Auto-sabotagem

AUTOSABOTAGEM PARTE II 

COMO PODE AJUDAR-TE O AIKIDO RELACIONAL ?

ACOLHER OS ATAQUES INTERNOS COM A POSTURA DE UM AIKIDOCA

No Aikido Relacional, olhamos para a autossabotagem não como um inimigo a eliminar, mas como um interlocutor interno que se manifesta através da agressão. Reconhecer essa voz como um parceiro — mesmo que duro, ríspido ou temeroso — é o primeiro passo para transformar o conflito em caminho

Tal como no tatami físico, onde o praticante acompanha o movimento do atacante sem o rejeitar, também na prática interna podemos seguir um percurso semelhante, feito de atenção, distância adequada e presença.

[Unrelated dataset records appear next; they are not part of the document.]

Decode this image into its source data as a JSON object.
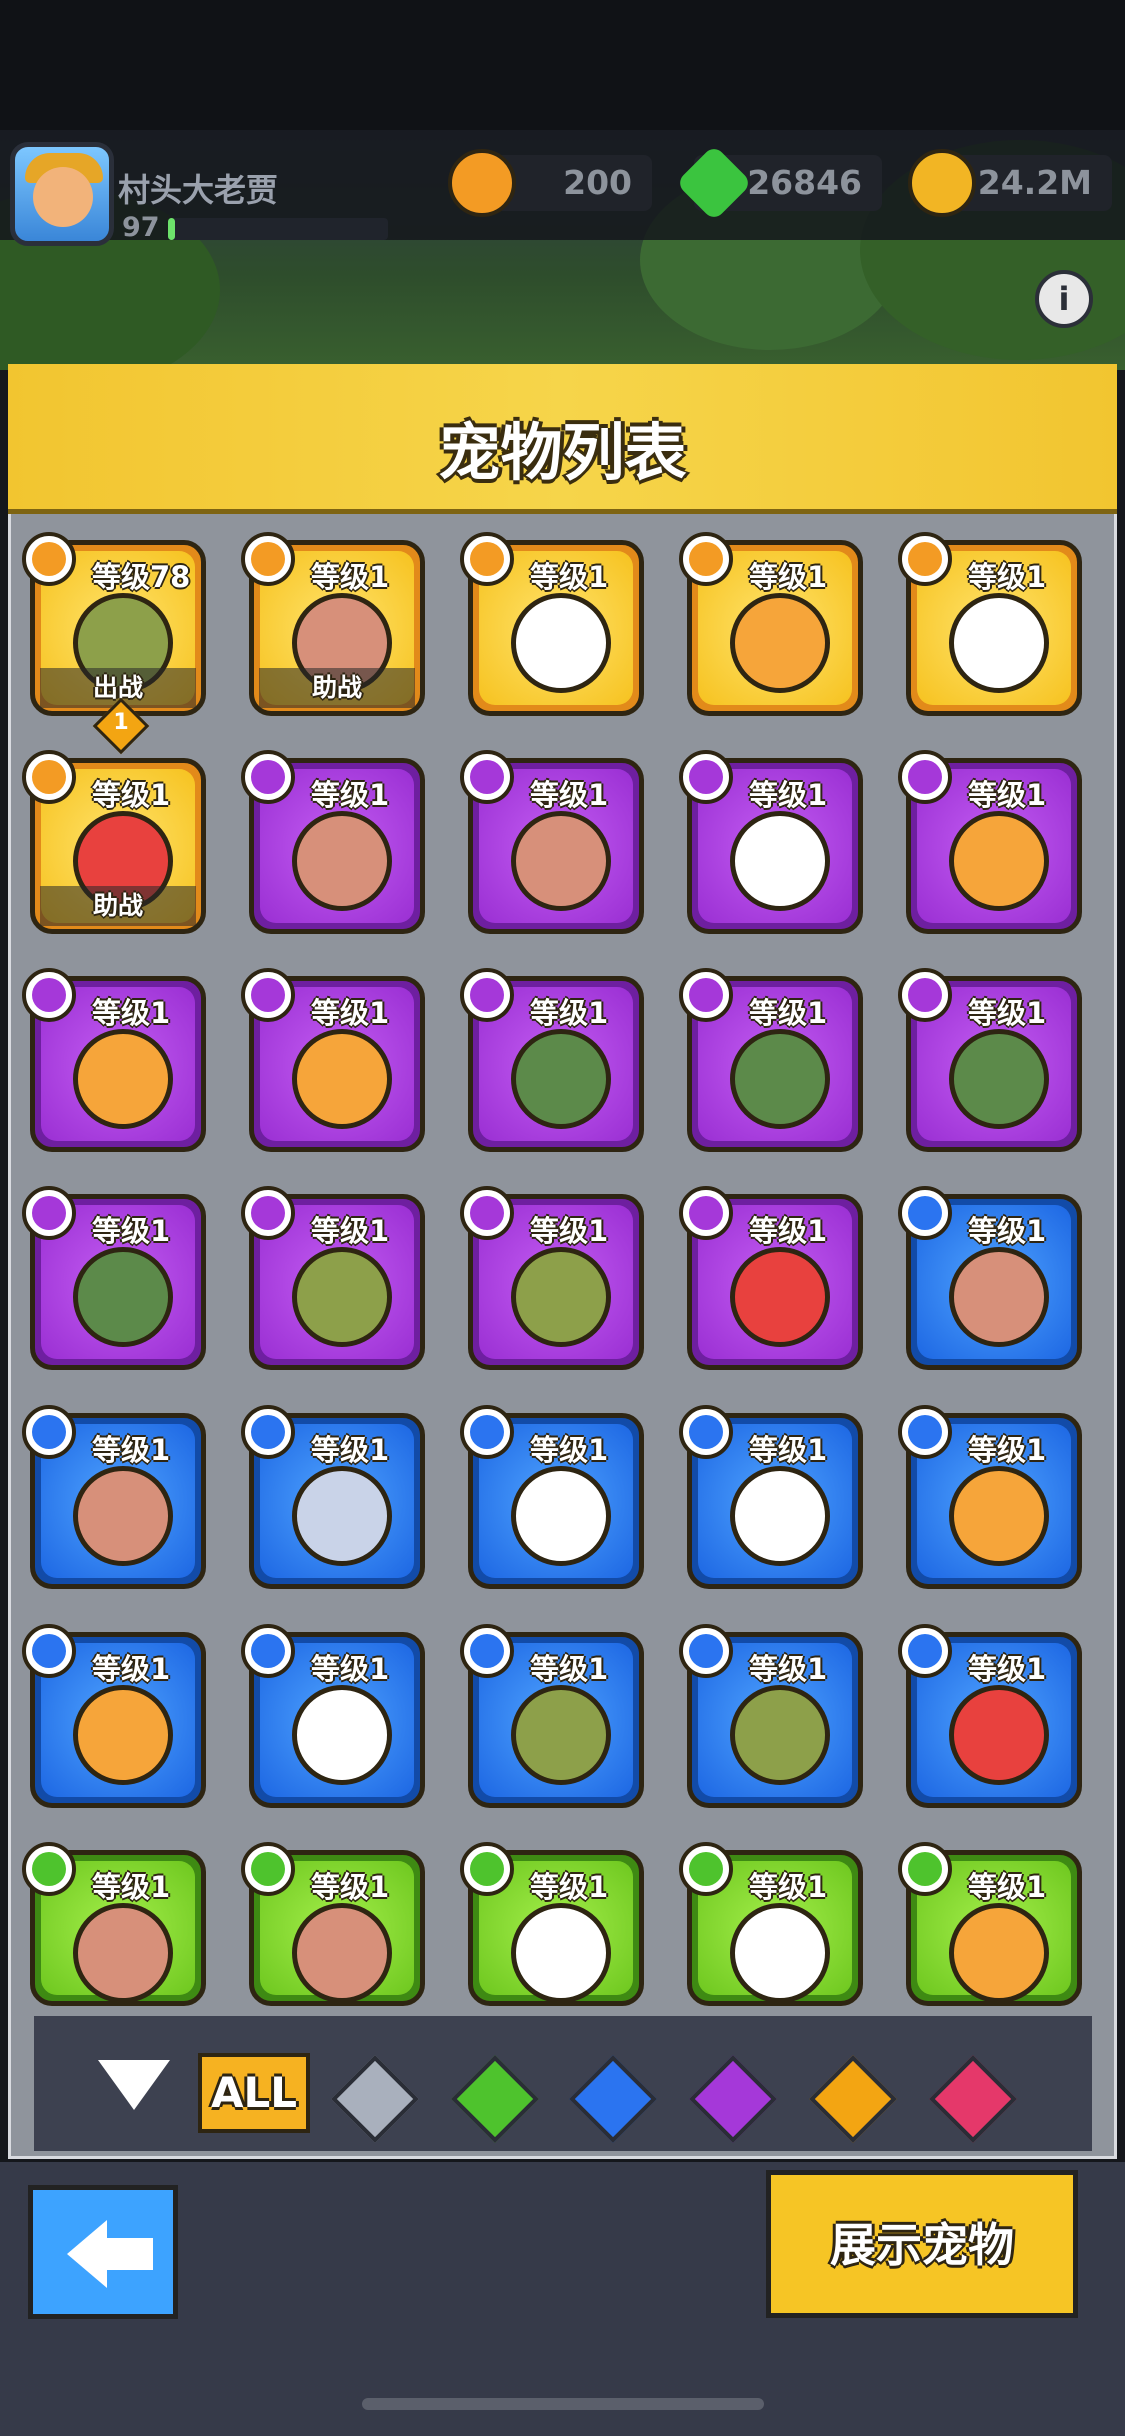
{
  "player": {
    "name": "村头大老贾",
    "level": "97",
    "xp_fraction": 0.03
  },
  "currencies": [
    {
      "name": "coin-orange",
      "value": "200",
      "color": "#f39b24"
    },
    {
      "name": "gem-green",
      "value": "26846",
      "color": "#3bc43f"
    },
    {
      "name": "coin-gold",
      "value": "24.2M",
      "color": "#f2b524"
    }
  ],
  "panel": {
    "title": "宠物列表"
  },
  "pets": [
    {
      "tier": "gold",
      "pet": "frog",
      "level": "等级78",
      "status": "出战",
      "rank": "1"
    },
    {
      "tier": "gold",
      "pet": "dog",
      "level": "等级1",
      "status": "助战"
    },
    {
      "tier": "gold",
      "pet": "robot",
      "level": "等级1"
    },
    {
      "tier": "gold",
      "pet": "fish",
      "level": "等级1"
    },
    {
      "tier": "gold",
      "pet": "eagle",
      "level": "等级1"
    },
    {
      "tier": "gold",
      "pet": "crab",
      "level": "等级1",
      "status": "助战"
    },
    {
      "tier": "purple",
      "pet": "dog",
      "level": "等级1"
    },
    {
      "tier": "purple",
      "pet": "dog",
      "level": "等级1"
    },
    {
      "tier": "purple",
      "pet": "robot",
      "level": "等级1"
    },
    {
      "tier": "purple",
      "pet": "fish",
      "level": "等级1"
    },
    {
      "tier": "purple",
      "pet": "fish",
      "level": "等级1"
    },
    {
      "tier": "purple",
      "pet": "fish",
      "level": "等级1"
    },
    {
      "tier": "purple",
      "pet": "turtle",
      "level": "等级1"
    },
    {
      "tier": "purple",
      "pet": "turtle",
      "level": "等级1"
    },
    {
      "tier": "purple",
      "pet": "turtle",
      "level": "等级1"
    },
    {
      "tier": "purple",
      "pet": "turtle",
      "level": "等级1"
    },
    {
      "tier": "purple",
      "pet": "frog",
      "level": "等级1"
    },
    {
      "tier": "purple",
      "pet": "frog",
      "level": "等级1"
    },
    {
      "tier": "purple",
      "pet": "crab",
      "level": "等级1"
    },
    {
      "tier": "blue",
      "pet": "dog",
      "level": "等级1"
    },
    {
      "tier": "blue",
      "pet": "dog",
      "level": "等级1"
    },
    {
      "tier": "blue",
      "pet": "cat",
      "level": "等级1"
    },
    {
      "tier": "blue",
      "pet": "robot",
      "level": "等级1"
    },
    {
      "tier": "blue",
      "pet": "robot",
      "level": "等级1"
    },
    {
      "tier": "blue",
      "pet": "fish",
      "level": "等级1"
    },
    {
      "tier": "blue",
      "pet": "fish",
      "level": "等级1"
    },
    {
      "tier": "blue",
      "pet": "eagle",
      "level": "等级1"
    },
    {
      "tier": "blue",
      "pet": "frog",
      "level": "等级1"
    },
    {
      "tier": "blue",
      "pet": "frog",
      "level": "等级1"
    },
    {
      "tier": "blue",
      "pet": "crab",
      "level": "等级1"
    },
    {
      "tier": "green",
      "pet": "dog",
      "level": "等级1"
    },
    {
      "tier": "green",
      "pet": "dog",
      "level": "等级1"
    },
    {
      "tier": "green",
      "pet": "robot",
      "level": "等级1"
    },
    {
      "tier": "green",
      "pet": "robot",
      "level": "等级1"
    },
    {
      "tier": "green",
      "pet": "fish",
      "level": "等级1"
    }
  ],
  "filters": {
    "all_label": "ALL",
    "gems": [
      {
        "name": "gray",
        "color": "#a9b0bd"
      },
      {
        "name": "green",
        "color": "#4ec32d"
      },
      {
        "name": "blue",
        "color": "#2b74f0"
      },
      {
        "name": "purple",
        "color": "#a538d9"
      },
      {
        "name": "orange",
        "color": "#f3a512"
      },
      {
        "name": "red",
        "color": "#e5386a"
      }
    ]
  },
  "buttons": {
    "show_pet": "展示宠物"
  },
  "icons": {
    "back": "back-arrow-icon",
    "info": "info-icon",
    "filter_toggle": "chevron-down-icon"
  }
}
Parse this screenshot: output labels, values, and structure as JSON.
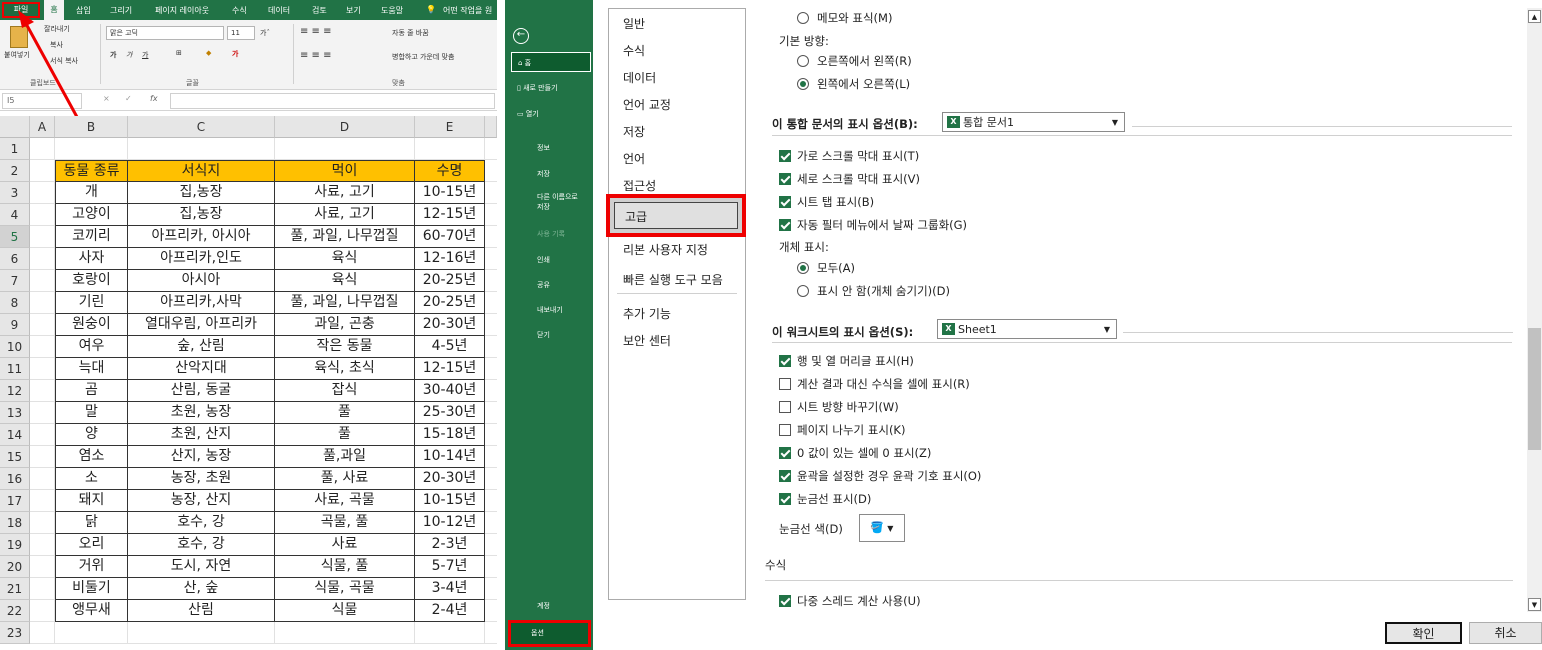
{
  "ribbon": {
    "tabs": [
      "파일",
      "홈",
      "삽입",
      "그리기",
      "페이지 레이아웃",
      "수식",
      "데이터",
      "검토",
      "보기",
      "도움말"
    ],
    "search": "어떤 작업을 원",
    "clipboard": {
      "paste": "붙여넣기",
      "cut": "잘라내기",
      "copy": "복사",
      "format_painter": "서식 복사",
      "label": "클립보드"
    },
    "font": {
      "name": "맑은 고딕",
      "size": "11",
      "bold": "가",
      "italic": "가",
      "underline": "가",
      "label": "글꼴"
    },
    "align": {
      "wrap": "자동 줄 바꿈",
      "merge": "병합하고 가운데 맞춤",
      "label": "맞춤"
    }
  },
  "formula_bar": {
    "name_box": "I5",
    "fx": "fx",
    "cancel": "×",
    "enter": "✓"
  },
  "grid": {
    "columns": [
      "A",
      "B",
      "C",
      "D",
      "E"
    ],
    "row_numbers": [
      "1",
      "2",
      "3",
      "4",
      "5",
      "6",
      "7",
      "8",
      "9",
      "10",
      "11",
      "12",
      "13",
      "14",
      "15",
      "16",
      "17",
      "18",
      "19",
      "20",
      "21",
      "22",
      "23"
    ],
    "header": [
      "동물 종류",
      "서식지",
      "먹이",
      "수명"
    ],
    "rows": [
      [
        "개",
        "집,농장",
        "사료, 고기",
        "10-15년"
      ],
      [
        "고양이",
        "집,농장",
        "사료, 고기",
        "12-15년"
      ],
      [
        "코끼리",
        "아프리카, 아시아",
        "풀, 과일, 나무껍질",
        "60-70년"
      ],
      [
        "사자",
        "아프리카,인도",
        "육식",
        "12-16년"
      ],
      [
        "호랑이",
        "아시아",
        "육식",
        "20-25년"
      ],
      [
        "기린",
        "아프리카,사막",
        "풀, 과일, 나무껍질",
        "20-25년"
      ],
      [
        "원숭이",
        "열대우림, 아프리카",
        "과일, 곤충",
        "20-30년"
      ],
      [
        "여우",
        "숲, 산림",
        "작은 동물",
        "4-5년"
      ],
      [
        "늑대",
        "산악지대",
        "육식, 초식",
        "12-15년"
      ],
      [
        "곰",
        "산림, 동굴",
        "잡식",
        "30-40년"
      ],
      [
        "말",
        "초원, 농장",
        "풀",
        "25-30년"
      ],
      [
        "양",
        "초원, 산지",
        "풀",
        "15-18년"
      ],
      [
        "염소",
        "산지, 농장",
        "풀,과일",
        "10-14년"
      ],
      [
        "소",
        "농장, 초원",
        "풀, 사료",
        "20-30년"
      ],
      [
        "돼지",
        "농장, 산지",
        "사료, 곡물",
        "10-15년"
      ],
      [
        "닭",
        "호수, 강",
        "곡물, 풀",
        "10-12년"
      ],
      [
        "오리",
        "호수, 강",
        "사료",
        "2-3년"
      ],
      [
        "거위",
        "도시, 자연",
        "식물, 풀",
        "5-7년"
      ],
      [
        "비둘기",
        "산, 숲",
        "식물, 곡물",
        "3-4년"
      ],
      [
        "앵무새",
        "산림",
        "식물",
        "2-4년"
      ]
    ]
  },
  "backstage": {
    "back": "←",
    "home": "홈",
    "new": "새로 만들기",
    "open": "열기",
    "info": "정보",
    "save": "저장",
    "save_as": "다른 이름으로 저장",
    "history": "사용 기록",
    "print": "인쇄",
    "share": "공유",
    "export": "내보내기",
    "close": "닫기",
    "account": "계정",
    "options": "옵션"
  },
  "options_nav": [
    "일반",
    "수식",
    "데이터",
    "언어 교정",
    "저장",
    "언어",
    "접근성",
    "고급",
    "리본 사용자 지정",
    "빠른 실행 도구 모음",
    "추가 기능",
    "보안 센터"
  ],
  "options": {
    "memo_indicator": "메모와 표식(M)",
    "default_direction_label": "기본 방향:",
    "rtl": "오른쪽에서 왼쪽(R)",
    "ltr": "왼쪽에서 오른쪽(L)",
    "workbook_section": "이 통합 문서의 표시 옵션(B):",
    "workbook_value": "통합 문서1",
    "show_hscroll": "가로 스크롤 막대 표시(T)",
    "show_vscroll": "세로 스크롤 막대 표시(V)",
    "show_sheet_tabs": "시트 탭 표시(B)",
    "group_dates": "자동 필터 메뉴에서 날짜 그룹화(G)",
    "objects_label": "개체 표시:",
    "objects_all": "모두(A)",
    "objects_none": "표시 안 함(개체 숨기기)(D)",
    "sheet_section": "이 워크시트의 표시 옵션(S):",
    "sheet_value": "Sheet1",
    "show_headers": "행 및 열 머리글 표시(H)",
    "show_formulas": "계산 결과 대신 수식을 셀에 표시(R)",
    "rtl_sheet": "시트 방향 바꾸기(W)",
    "page_breaks": "페이지 나누기 표시(K)",
    "show_zero": "0 값이 있는 셀에 0 표시(Z)",
    "outline_symbols": "윤곽을 설정한 경우 윤곽 기호 표시(O)",
    "gridlines": "눈금선 표시(D)",
    "gridline_color": "눈금선 색(D)",
    "formulas_section": "수식",
    "multithread": "다중 스레드 계산 사용(U)",
    "ok": "확인",
    "cancel": "취소"
  }
}
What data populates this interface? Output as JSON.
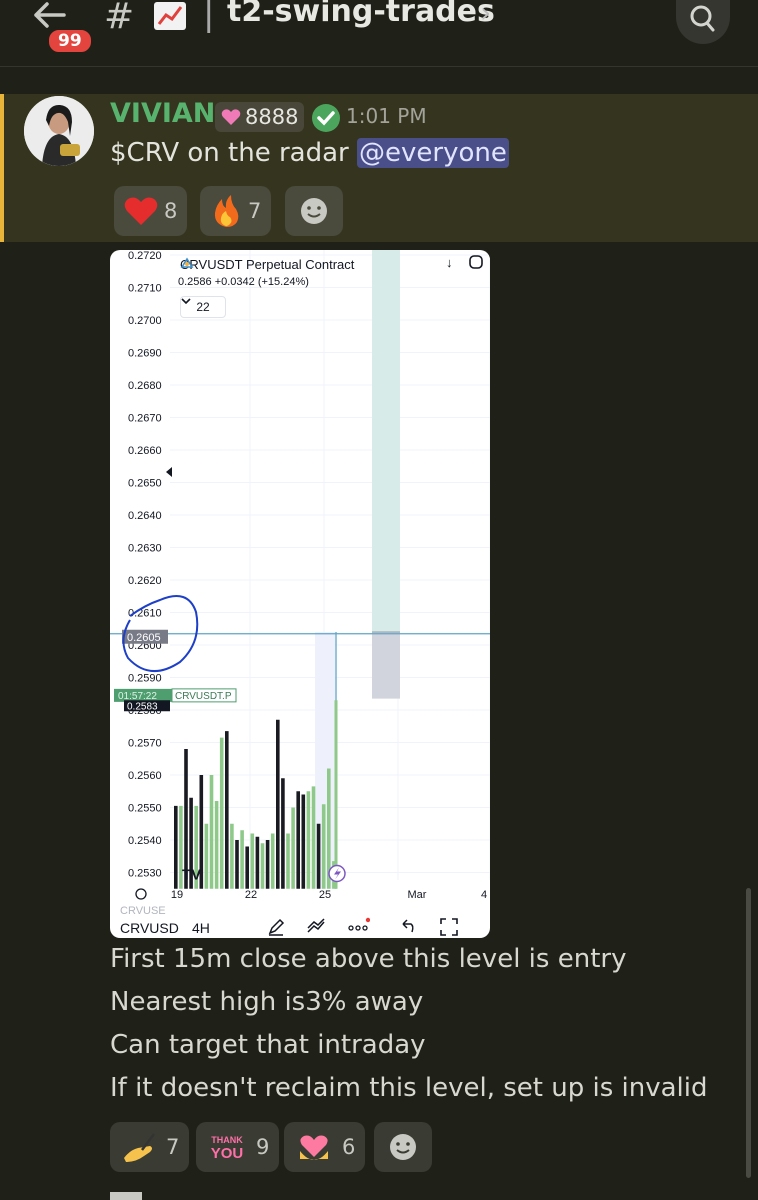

Três princípios para acolher o ataque interno

  1. Encontrar a distância justa
    Não fugir, não negar, não ignorar. Aproximar-se o suficiente para escutar; afastar-se o suficiente para se proteger.
  2. Escutar com curiosidade
    Há sempre uma intenção por detrás de qualquer ataque — até dos que vêm de dentro. Procurar o ponto onde o conflito pode tornar-se diálogo.
  3. Transformar para crescer
    Após compreender a intenção positiva, o ataque perde força e abre-se espaço para escolher um caminho mais sábio.

 

🧠 1. Autossabotagem mental → O parceiro crítico

Exemplos: Por um lado, queres muito iniciar um projeto, uma viagem, realizar um sonho. E por outro lado , ouves aquela voz na tua cabeça que te paraliza, faz procrastinar. E perdes ânimo . Essa voz te diz :  “Não sou capaz” “Vou falhar ” " Esse sonho já não é para mim", etc.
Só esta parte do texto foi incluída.